If our design allows that, I would prefer that we return Err() for failed trusted operations, but the executor (or better a layer in between) catches that and handles the error case.

However, there is one misconception, we do not propagate the transaction pool yet, see https://github.com/integritee-network/worker/issues/616#issuecomment-1022090746. Hence, the nonce-handling issue in the demo_shielding_unshielding.sh has probably nothing to do with that.

Kailai-Wang commented 1 year ago

but the executor (or better a layer in between) catches that and handles the error case.

Yea if we manage to do that it would be great. The problem is the trustedCall is a superset of (potentially multiple) sgx-runtime-extrinsics, where some extrinsics succeed, some can fail. But statediff is applied on a trustedCall basis (If I understand it correctly).

we do not propagate the transaction pool yet

With "propagate" do you mean tx pool gossip? Like synchronise the tx pool between peers? But my understanding is:

Not sure if I miss something though

Kailai-Wang commented 1 year ago

I just saw the title change by @brenzi , which I think makes sense.

In fact, we probably need to differentiate the handling between indirect and direct calls:

So it would be great if we could have a unified solution for both cases.

clangenb commented 1 year ago

I am not convinced that the handling should be different for both cases. Once we gossip the trusted operation pool to fellow validateers they also need to know when a trusted operation has been tried to execute. So I hope that we can just do the same in both cases:

Kailai-Wang commented 1 year ago

I gave it a second thought, yes I believe in both cases the unsuccessfully executed top hash should be included in the block.

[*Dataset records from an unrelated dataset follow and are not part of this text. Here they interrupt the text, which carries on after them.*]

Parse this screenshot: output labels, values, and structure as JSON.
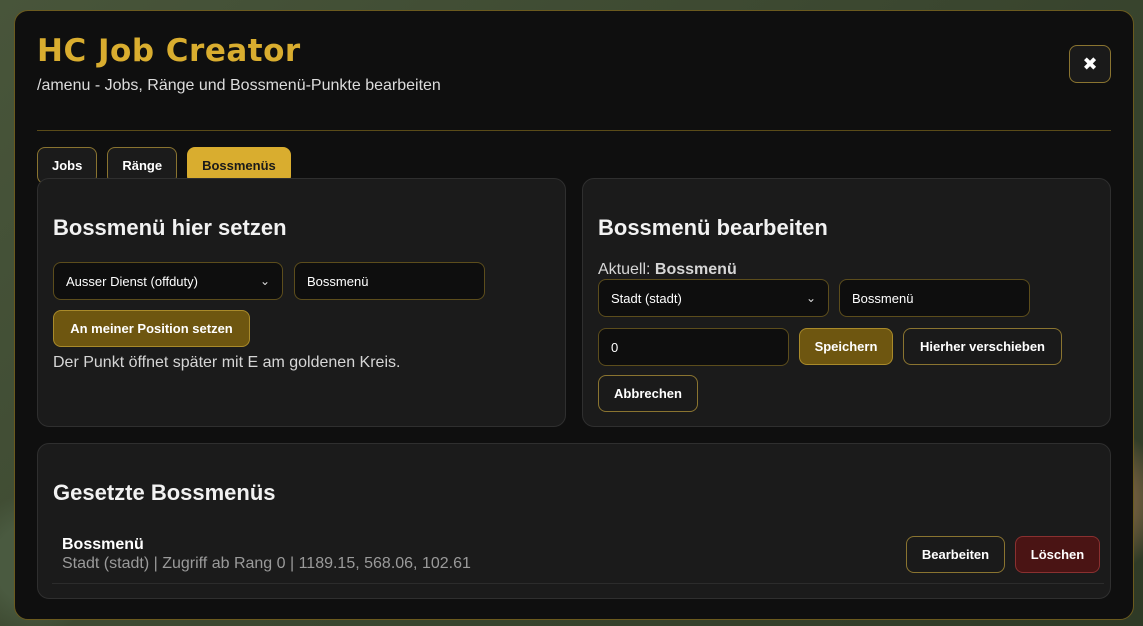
{
  "header": {
    "title": "HC Job Creator",
    "subtitle": "/amenu - Jobs, Ränge und Bossmenü-Punkte bearbeiten",
    "close_glyph": "✖"
  },
  "tabs": [
    {
      "label": "Jobs"
    },
    {
      "label": "Ränge"
    },
    {
      "label": "Bossmenüs",
      "active": true
    }
  ],
  "set_panel": {
    "title": "Bossmenü hier setzen",
    "job_select": "Ausser Dienst (offduty)",
    "name_value": "Bossmenü",
    "place_button": "An meiner Position setzen",
    "hint": "Der Punkt öffnet später mit E am goldenen Kreis."
  },
  "edit_panel": {
    "title": "Bossmenü bearbeiten",
    "current_label": "Aktuell:",
    "current_value": "Bossmenü",
    "job_select": "Stadt (stadt)",
    "name_value": "Bossmenü",
    "rank_value": "0",
    "save_button": "Speichern",
    "move_button": "Hierher verschieben",
    "cancel_button": "Abbrechen"
  },
  "list_panel": {
    "title": "Gesetzte Bossmenüs",
    "items": [
      {
        "name": "Bossmenü",
        "meta": "Stadt (stadt) | Zugriff ab Rang 0 | 1189.15, 568.06, 102.61",
        "edit_button": "Bearbeiten",
        "delete_button": "Löschen"
      }
    ]
  },
  "colors": {
    "accent": "#d9ad2f",
    "panel": "#1b1b1b",
    "window": "#0f0f0f",
    "danger": "#4a1414"
  }
}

A follow-up question would be: should we remove it from the top pool? The current implementation is:

  1. execute STF
  2. remove failed top from pool
  3. compose the sidechain block using successful tops

However, imagine block composition eventually fails, then in step2: a. if we remove it from the pool, it won't be picked up next time as it's already left out b. if we keep it in the pool, it will be re-executed until a sidechain block is successfully produced

I kind of feel imperfect in either way, it's partially because STF execution is broader than mere sgx-runtime transactions, you can add pre/post steps before/after the runtime tx to e.g. communicate with the parachain.

Edit: I believe option a) is still better, which means if it fails to execute this time, then that's it: a failure is a failure. We shouldn't try to execute it repeatedly. If the user wants to retry, then another request is needed.